Dr Amanda Evans, the woman who was never supposed to be a doctor, is now one of only two palliative-care specialists for children in the country. She has set up a charitable trust, Rei Kōtuku, to address the limited government funding available to dying kids in need of palliative care. The trust provides a free service for those kids and their families from Wellington to Hawke's Bay. It provides medical help and, as importantly, emotional support.
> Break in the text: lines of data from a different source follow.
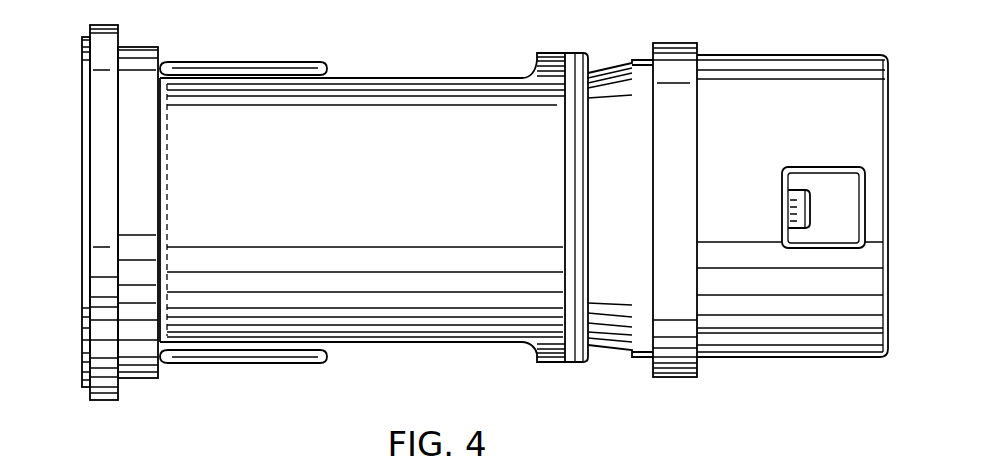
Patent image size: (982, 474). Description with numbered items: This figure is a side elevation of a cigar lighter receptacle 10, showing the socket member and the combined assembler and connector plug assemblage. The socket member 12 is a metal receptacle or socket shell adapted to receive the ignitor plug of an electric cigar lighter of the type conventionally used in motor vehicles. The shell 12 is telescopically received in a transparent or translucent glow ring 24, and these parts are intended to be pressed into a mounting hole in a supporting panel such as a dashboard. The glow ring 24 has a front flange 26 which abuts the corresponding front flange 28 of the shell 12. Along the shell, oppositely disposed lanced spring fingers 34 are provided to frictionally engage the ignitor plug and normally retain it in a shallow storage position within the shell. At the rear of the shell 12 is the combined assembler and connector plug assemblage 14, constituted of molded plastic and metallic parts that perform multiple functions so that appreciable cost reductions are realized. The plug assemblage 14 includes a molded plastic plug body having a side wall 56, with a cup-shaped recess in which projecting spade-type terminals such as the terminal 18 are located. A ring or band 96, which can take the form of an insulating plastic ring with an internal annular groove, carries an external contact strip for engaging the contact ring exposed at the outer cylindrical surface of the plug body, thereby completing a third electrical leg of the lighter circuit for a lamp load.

The cigar lighter receptacle 10 is at (467, 71).
The socket member 12 is at (362, 103).
The combined assembler and connector plug assemblage 14 is at (778, 377).
The spade-type terminal 18 is at (808, 219).
The glow ring 24 is at (138, 57).
The front flange of glow ring 26 is at (107, 400).
The front flange of shell 28 is at (84, 108).
The lanced spring fingers 34 is at (277, 62).
The side wall 56 is at (833, 70).
The band 96 is at (685, 65).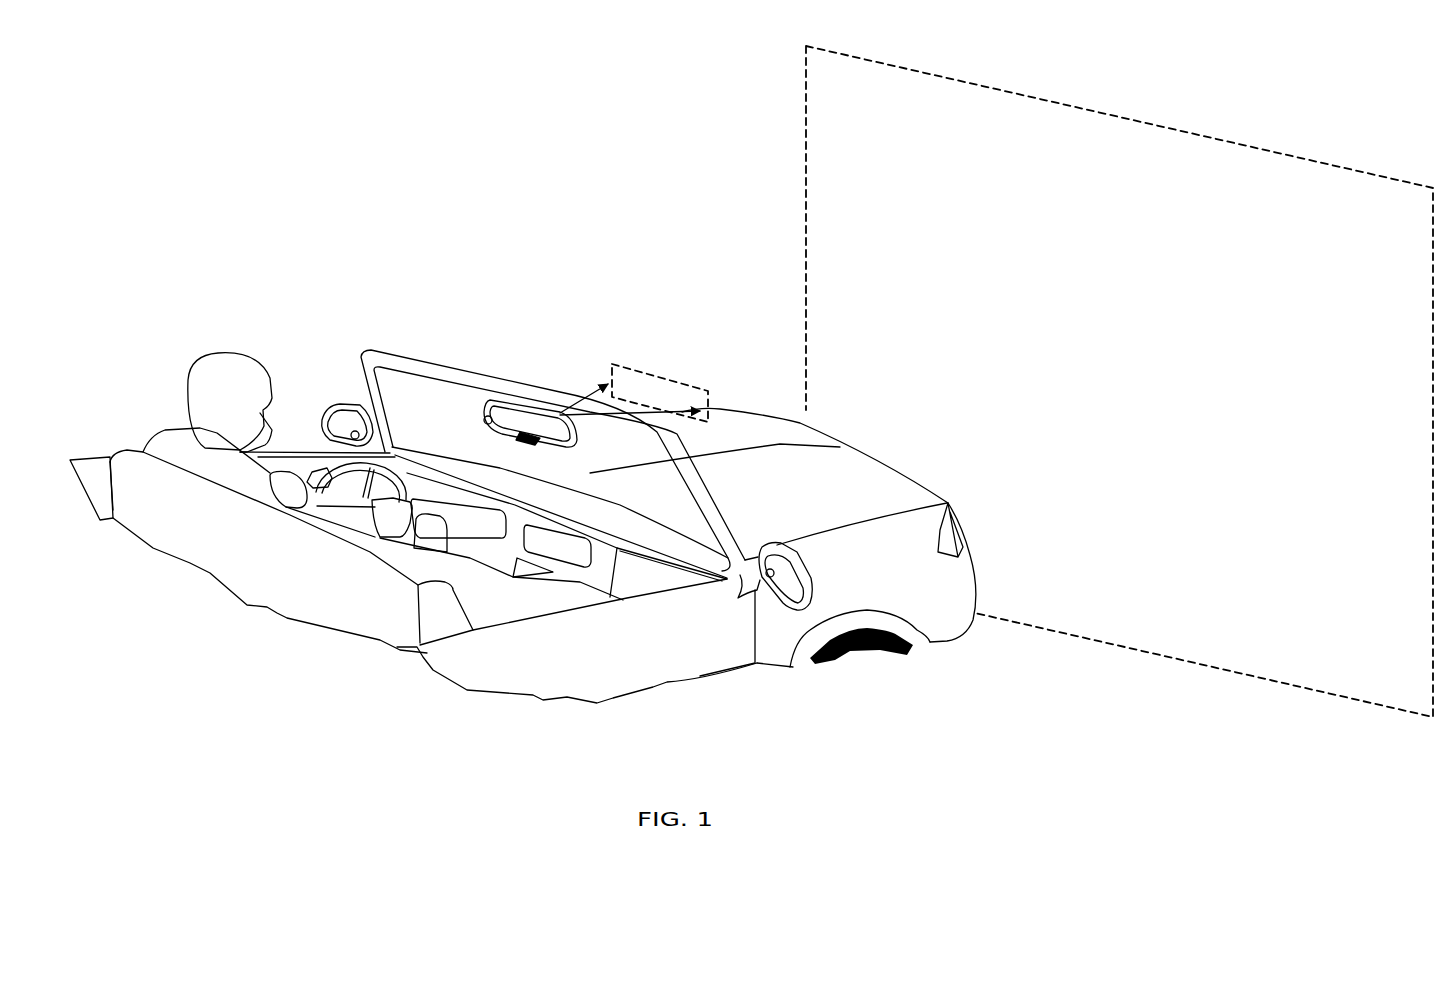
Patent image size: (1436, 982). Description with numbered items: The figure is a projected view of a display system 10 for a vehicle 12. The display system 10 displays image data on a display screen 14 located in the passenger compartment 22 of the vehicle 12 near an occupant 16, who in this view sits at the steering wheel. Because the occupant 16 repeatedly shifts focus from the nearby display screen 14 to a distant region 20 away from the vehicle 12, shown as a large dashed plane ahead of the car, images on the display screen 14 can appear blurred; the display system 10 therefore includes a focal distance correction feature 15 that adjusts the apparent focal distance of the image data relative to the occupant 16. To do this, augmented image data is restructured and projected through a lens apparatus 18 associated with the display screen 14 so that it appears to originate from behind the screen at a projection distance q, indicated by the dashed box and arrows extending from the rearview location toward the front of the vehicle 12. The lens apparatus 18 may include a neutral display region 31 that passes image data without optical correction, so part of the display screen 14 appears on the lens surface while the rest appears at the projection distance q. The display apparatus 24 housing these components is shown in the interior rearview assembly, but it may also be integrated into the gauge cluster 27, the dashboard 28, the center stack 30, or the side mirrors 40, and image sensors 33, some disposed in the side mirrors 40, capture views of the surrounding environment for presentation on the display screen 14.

The display system 10 is at (441, 232).
The vehicle 12 is at (672, 264).
The display screen 14 is at (562, 430).
The focal distance correction feature 15 is at (482, 392).
The occupant 16 is at (198, 395).
The lens apparatus 18 is at (522, 405).
The distant region 20 is at (804, 92).
The passenger compartment 22 is at (393, 396).
The display apparatus 24 is at (549, 405).
The gauge cluster 27 is at (412, 492).
The dashboard 28 is at (540, 497).
The center stack 30 is at (517, 543).
The neutral display region 31 is at (503, 400).
The image sensors 33 is at (780, 603).
The side mirrors 40 is at (355, 432).
The projection distance q is at (660, 413).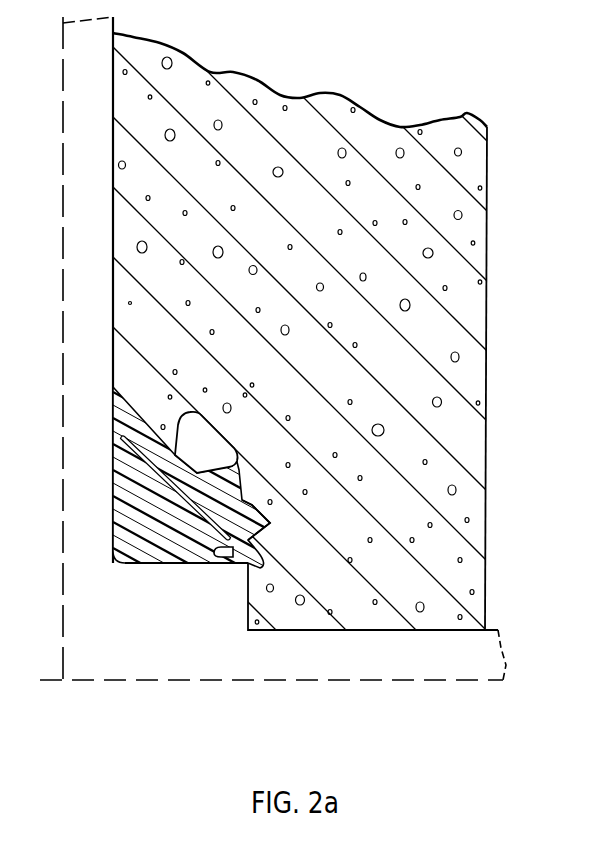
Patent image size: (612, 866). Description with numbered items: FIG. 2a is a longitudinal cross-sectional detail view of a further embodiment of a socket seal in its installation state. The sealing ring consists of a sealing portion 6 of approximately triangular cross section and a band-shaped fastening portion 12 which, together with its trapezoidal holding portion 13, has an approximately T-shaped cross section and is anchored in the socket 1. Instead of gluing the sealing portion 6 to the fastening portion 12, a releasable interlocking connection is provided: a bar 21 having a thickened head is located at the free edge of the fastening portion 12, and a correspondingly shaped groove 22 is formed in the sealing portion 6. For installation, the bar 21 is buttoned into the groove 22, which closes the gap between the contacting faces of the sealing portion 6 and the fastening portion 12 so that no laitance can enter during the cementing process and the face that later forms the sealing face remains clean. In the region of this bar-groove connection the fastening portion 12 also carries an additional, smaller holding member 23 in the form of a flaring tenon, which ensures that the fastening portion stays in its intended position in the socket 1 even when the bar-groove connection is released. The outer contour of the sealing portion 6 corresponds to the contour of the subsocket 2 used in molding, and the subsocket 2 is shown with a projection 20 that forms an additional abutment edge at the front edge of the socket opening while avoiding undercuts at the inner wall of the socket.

The socket 1 is at (465, 385).
The subsocket 2 is at (462, 662).
The sealing portion 6 is at (113, 535).
The fastening portion 12 is at (215, 498).
The holding portion 13 is at (217, 448).
The projection 20 is at (193, 603).
The bar 21 is at (257, 545).
The groove 22 is at (193, 562).
The holding member 23 is at (268, 518).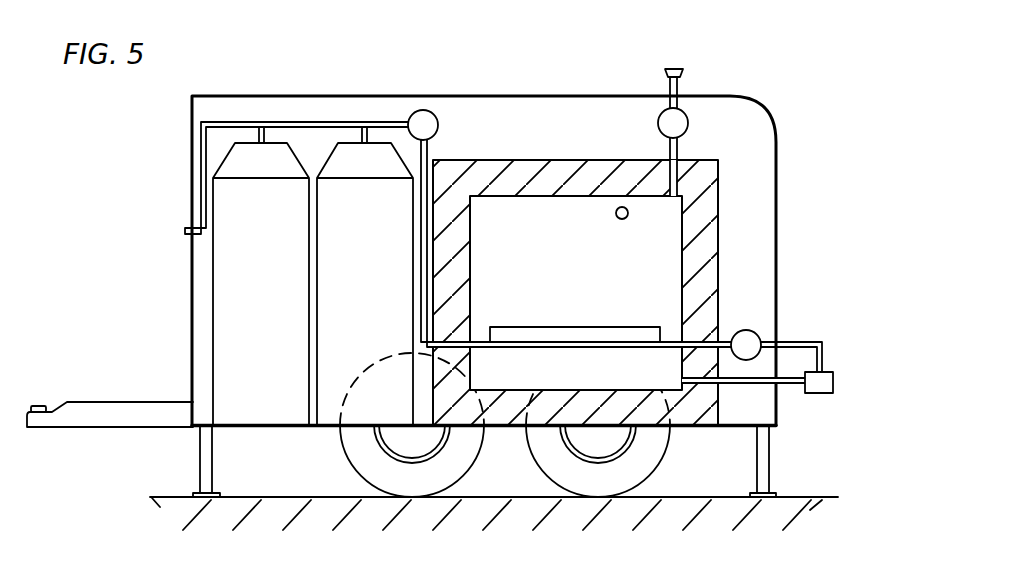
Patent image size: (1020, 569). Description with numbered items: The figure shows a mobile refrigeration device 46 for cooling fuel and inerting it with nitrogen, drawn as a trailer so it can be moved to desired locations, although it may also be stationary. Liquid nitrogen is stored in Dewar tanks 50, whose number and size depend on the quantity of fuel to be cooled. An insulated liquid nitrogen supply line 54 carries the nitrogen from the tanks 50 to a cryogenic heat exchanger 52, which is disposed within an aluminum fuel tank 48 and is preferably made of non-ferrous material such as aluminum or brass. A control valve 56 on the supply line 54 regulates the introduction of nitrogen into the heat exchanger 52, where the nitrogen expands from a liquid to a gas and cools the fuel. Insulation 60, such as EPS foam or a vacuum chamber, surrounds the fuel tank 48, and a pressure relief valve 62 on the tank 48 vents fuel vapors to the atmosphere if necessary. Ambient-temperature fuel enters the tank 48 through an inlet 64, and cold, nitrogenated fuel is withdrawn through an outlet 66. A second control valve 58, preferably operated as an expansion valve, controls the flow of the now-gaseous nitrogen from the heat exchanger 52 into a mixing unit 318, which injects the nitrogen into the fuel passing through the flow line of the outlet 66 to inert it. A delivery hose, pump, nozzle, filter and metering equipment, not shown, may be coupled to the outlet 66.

The device 46 is at (562, 87).
The fuel tank 48 is at (679, 247).
The Dewar tanks 50 is at (222, 291).
The cryogenic heat exchanger 52 is at (542, 330).
The insulated liquid nitrogen supply line 54 is at (430, 150).
The control valve 56 is at (433, 111).
The control valve 58 is at (748, 329).
The insulation 60 is at (463, 266).
The pressure relief valve 62 is at (688, 120).
The inlet 64 is at (616, 219).
The outlet 66 is at (789, 386).
The mixing unit 318 is at (834, 381).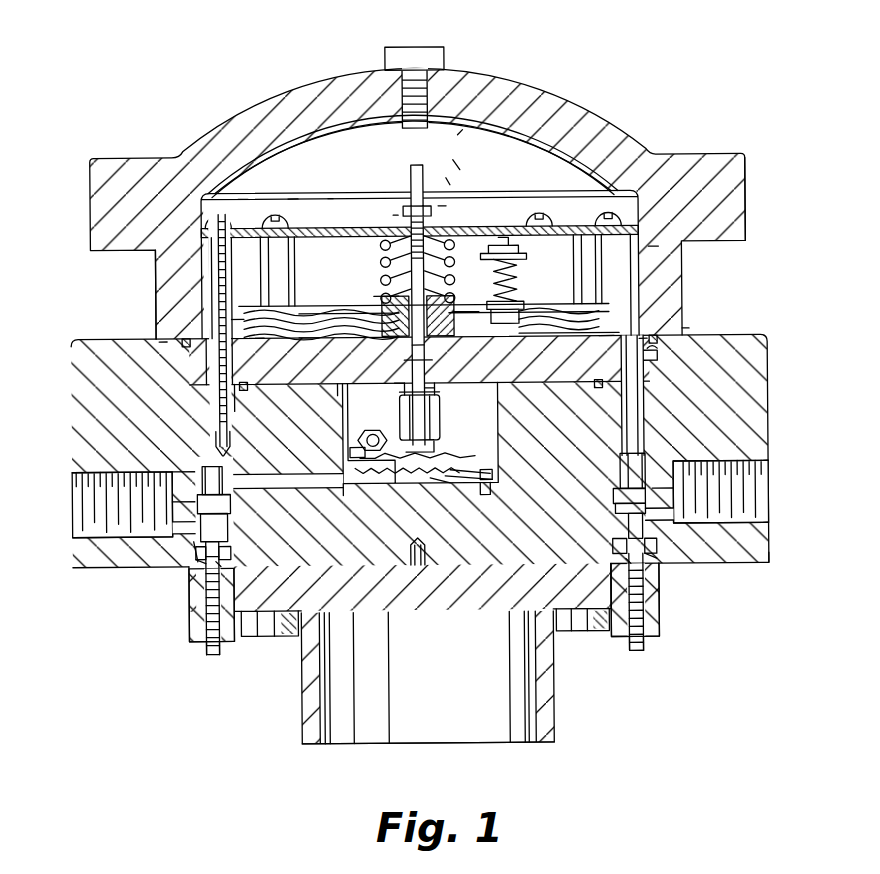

She might, even ought to, have been destined for a pretty dismal future. She was saved, quite possibly, because she was clever. She says she doesn't know that she's clever. What she is, she says, is dogged, hardworking and good at rote learning.
She also suspects she is competitive - quite possibly, mostly with herself.
Evans was once in a stage play called Naughty Bad Girls. She has never been a naughty bad girl. Her mother, Julie, always said she trusted her. You can see why she might have wanted to be worthy of her mother’s trust.
She grew up with her mother and younger sister Fiona in Hastings. Her mother had her when she was 17; her father was 18. He spent some time in prison while her mother was pregnant. They got married. They were poor. Her father was violent towards her mother and they often had to flee from him. “I remember being bundled into the car in the middle of the night. And she was driving, with him behind, and we had to drive to the police station for protection.”